Gene Expression

The Perfect BabyTM

Genetic Future points me to a Nature News story, Making babies: the next 30 years. He highlights this section:

There’s speculation that people will have designer babies, but I don’t think the data are there to support that. The spectre of people wanting the perfect child is based on a false premise. No single gene predicts blondness or thinness or height or whatever the ‘perfect baby’ looks like. You might find genetic contributors but there are so many environmental factors too.

The details are important here. Height is a tough cookie; it seems like there are going to at least hundreds of loci which control most of the normal human variation (if not thousands). But blondness is a bad example; pigmentation is only controlled by a few loci. Getting a fix on OCA2, SLC45A2, SLC24A5 and KITLG will get you what you want. That doesn’t mean the parents don’t have to have the variation necessary, they do, but they can probably guarantee a little blonde beast if they have the potentiality. And it seems that this really isn’t a function of the genetic future, the number of embryos parents would need to guarantee a little Aryan baby if they both have Aryan blood isn’t that high (probably 10-100 embryos depending on the purity of Aryan blood of the parents).

In any case, read the Genetic Future post for the bigger picture.

Comments

  1. #1 Daniel MacArthur
    July 19, 2008

    I wondered about the blondness thing as well, but figured she was technically correct in that there is “no single gene” for this. But as you note, pigmentation characteristics are going to be a hell of a lot more amenable to screening than most traits. It will be interesting to see what effect this has in societies like Brazil where pigmentation can have a profound impact on status – I guess people are already doing this in a messy way through assortative mating, but maybe this will speed things up (at least among those who can afford the process!)

  2. #2 razib
    July 19, 2008

    blue eyes is quasi-mendelian. 3/4 of the variation is on the herc2-oca2 locus. i think that’s probably one of the first things where you’ll see selective implantations, or, selective abortions for those too poor to do the whole in vitro business.

  3. #3 Bert
    July 19, 2008

    I’ve read the article, interesting. But I don’t think people are looking for ways to change pigmentation or hair colour. My guess is that the first thing parents want is a healthy baby. Nowadays that is done, f.i., by embryo selection in the case of future parents who have a nasty genetic disorder in the family.

    In Holland embryo selection stirred up some commotion with the christian coalition partners of our government.
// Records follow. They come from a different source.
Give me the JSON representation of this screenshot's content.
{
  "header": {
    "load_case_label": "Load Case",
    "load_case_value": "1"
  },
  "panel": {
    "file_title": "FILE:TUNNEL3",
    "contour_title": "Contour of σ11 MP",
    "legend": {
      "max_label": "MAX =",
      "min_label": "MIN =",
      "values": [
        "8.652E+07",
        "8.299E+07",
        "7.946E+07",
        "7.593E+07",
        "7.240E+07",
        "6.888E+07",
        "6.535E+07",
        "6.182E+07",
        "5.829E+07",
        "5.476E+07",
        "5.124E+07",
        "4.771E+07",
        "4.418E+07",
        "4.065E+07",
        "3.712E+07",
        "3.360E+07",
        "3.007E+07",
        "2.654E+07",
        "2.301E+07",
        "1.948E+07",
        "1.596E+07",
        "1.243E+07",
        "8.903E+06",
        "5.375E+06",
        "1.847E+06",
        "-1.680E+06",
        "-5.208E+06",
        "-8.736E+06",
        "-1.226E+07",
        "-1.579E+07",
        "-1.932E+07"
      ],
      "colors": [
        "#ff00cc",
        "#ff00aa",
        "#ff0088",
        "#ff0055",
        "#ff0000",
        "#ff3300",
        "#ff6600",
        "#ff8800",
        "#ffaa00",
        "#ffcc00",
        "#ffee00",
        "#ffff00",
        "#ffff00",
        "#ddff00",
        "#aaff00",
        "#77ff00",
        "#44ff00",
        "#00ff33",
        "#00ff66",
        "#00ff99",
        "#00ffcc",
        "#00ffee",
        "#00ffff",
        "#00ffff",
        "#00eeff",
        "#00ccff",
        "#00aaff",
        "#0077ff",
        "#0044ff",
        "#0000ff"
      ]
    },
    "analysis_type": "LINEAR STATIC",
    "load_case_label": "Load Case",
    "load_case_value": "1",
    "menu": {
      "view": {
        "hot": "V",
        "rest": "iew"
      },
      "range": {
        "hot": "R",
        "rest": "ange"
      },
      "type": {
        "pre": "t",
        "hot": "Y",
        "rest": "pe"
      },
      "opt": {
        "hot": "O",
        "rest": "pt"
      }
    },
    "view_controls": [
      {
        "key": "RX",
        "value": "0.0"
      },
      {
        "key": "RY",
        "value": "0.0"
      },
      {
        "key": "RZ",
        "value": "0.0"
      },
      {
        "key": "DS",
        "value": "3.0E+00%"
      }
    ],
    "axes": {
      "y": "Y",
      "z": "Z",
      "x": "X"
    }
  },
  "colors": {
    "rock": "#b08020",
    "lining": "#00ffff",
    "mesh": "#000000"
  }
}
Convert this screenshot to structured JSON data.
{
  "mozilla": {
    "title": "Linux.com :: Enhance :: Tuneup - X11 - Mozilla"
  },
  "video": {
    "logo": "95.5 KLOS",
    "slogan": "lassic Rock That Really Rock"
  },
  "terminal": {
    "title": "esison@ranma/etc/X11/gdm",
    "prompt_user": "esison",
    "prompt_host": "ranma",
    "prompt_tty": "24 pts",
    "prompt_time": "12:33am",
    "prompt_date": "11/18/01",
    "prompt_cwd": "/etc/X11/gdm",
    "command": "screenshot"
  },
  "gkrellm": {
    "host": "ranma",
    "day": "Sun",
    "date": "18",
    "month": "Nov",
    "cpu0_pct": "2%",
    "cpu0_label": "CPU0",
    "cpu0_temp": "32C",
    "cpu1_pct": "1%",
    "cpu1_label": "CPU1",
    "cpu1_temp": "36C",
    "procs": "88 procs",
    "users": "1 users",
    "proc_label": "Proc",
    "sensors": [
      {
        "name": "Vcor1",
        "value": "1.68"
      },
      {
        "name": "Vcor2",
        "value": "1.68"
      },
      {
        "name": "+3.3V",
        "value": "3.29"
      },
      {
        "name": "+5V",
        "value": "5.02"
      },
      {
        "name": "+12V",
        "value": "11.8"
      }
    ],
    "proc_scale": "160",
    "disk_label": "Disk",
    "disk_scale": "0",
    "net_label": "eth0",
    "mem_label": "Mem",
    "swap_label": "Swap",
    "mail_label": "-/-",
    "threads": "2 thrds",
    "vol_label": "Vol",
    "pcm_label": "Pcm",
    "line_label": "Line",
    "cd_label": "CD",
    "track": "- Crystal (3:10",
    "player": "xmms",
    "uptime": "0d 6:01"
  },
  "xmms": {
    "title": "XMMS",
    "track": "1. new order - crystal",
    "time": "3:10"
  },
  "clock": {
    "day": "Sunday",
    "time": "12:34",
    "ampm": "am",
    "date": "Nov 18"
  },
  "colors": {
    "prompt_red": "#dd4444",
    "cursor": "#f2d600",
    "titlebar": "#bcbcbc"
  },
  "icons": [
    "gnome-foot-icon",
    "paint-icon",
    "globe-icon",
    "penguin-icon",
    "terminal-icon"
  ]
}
Appearantly their grassroots aren’t to happy with these kinds of reproductive techniques.

    My guess is that in the future a group of people which do not have objections to genetical engineering of their future offspring, will have healthier and maybe more inteligent children than the rest of society. More orthodox christian groups probably won’t do genetical engineering.

    Perhaps the part of humankind which embraces genetical engineering might outperform the part that doesn’t.

    Oh well, it’s just a thought.

  4. #4 paavo
    July 19, 2008

    i guess people are not interested in having a perfect baby. they’ll be happy to have the best baby possible. and that’s what they have in mind when they’re selecting spouses and sex partners. consciously or unconsciously.

    my moral-system is clear. I want my children to be happy and have happy children themselves. I’m consciously and subconsciously looking for a spouse that will give me and egg and uterus to make a baby, genes that will make happy and succesful children, and culture habits and stability (i.e. the environment) to make happy and succesful children.

    any help will be great. gene tests and personality tests. but of course, know one wants a man who’s looking for a wife with gene and personality tests. so i have to pretend to believe in romance

  5. #5 razib
    July 19, 2008

    More orthodox christian groups probably won’t do genetical engineering.

    there’ll be latency, but i think i’ll join the band-wagon. christians have no problems with in vitro and fertility treatment.

  6. #6 Bert
    July 20, 2008

    there’ll be latency, but i think i’ll join the band-wagon. christians have no problems with in vitro and fertility treatment.

    A lot of Dutch orthodox protestants still don’t vaccinate their children on religious grounds. Abortion is an even bigger issue, many of the mainstream christians have problems with it. They are rather slow with that band-wagon.

    Genetical engineering really takes ethical questions to a new level. Most people will probably say, when asked about it, that it’s like playing god.

    With for instance vaccination and abortion different christian groups will draw a line at a different point in time. “For our group up to here and no further!”. My guess is that a larger portion of the christians (and maybe other groups) will draw that line rather sooner and firmer in the case of genetical engineering.

    It will be interesting to see what happens if non-christian groups embrace genetical engineering fullheartedly.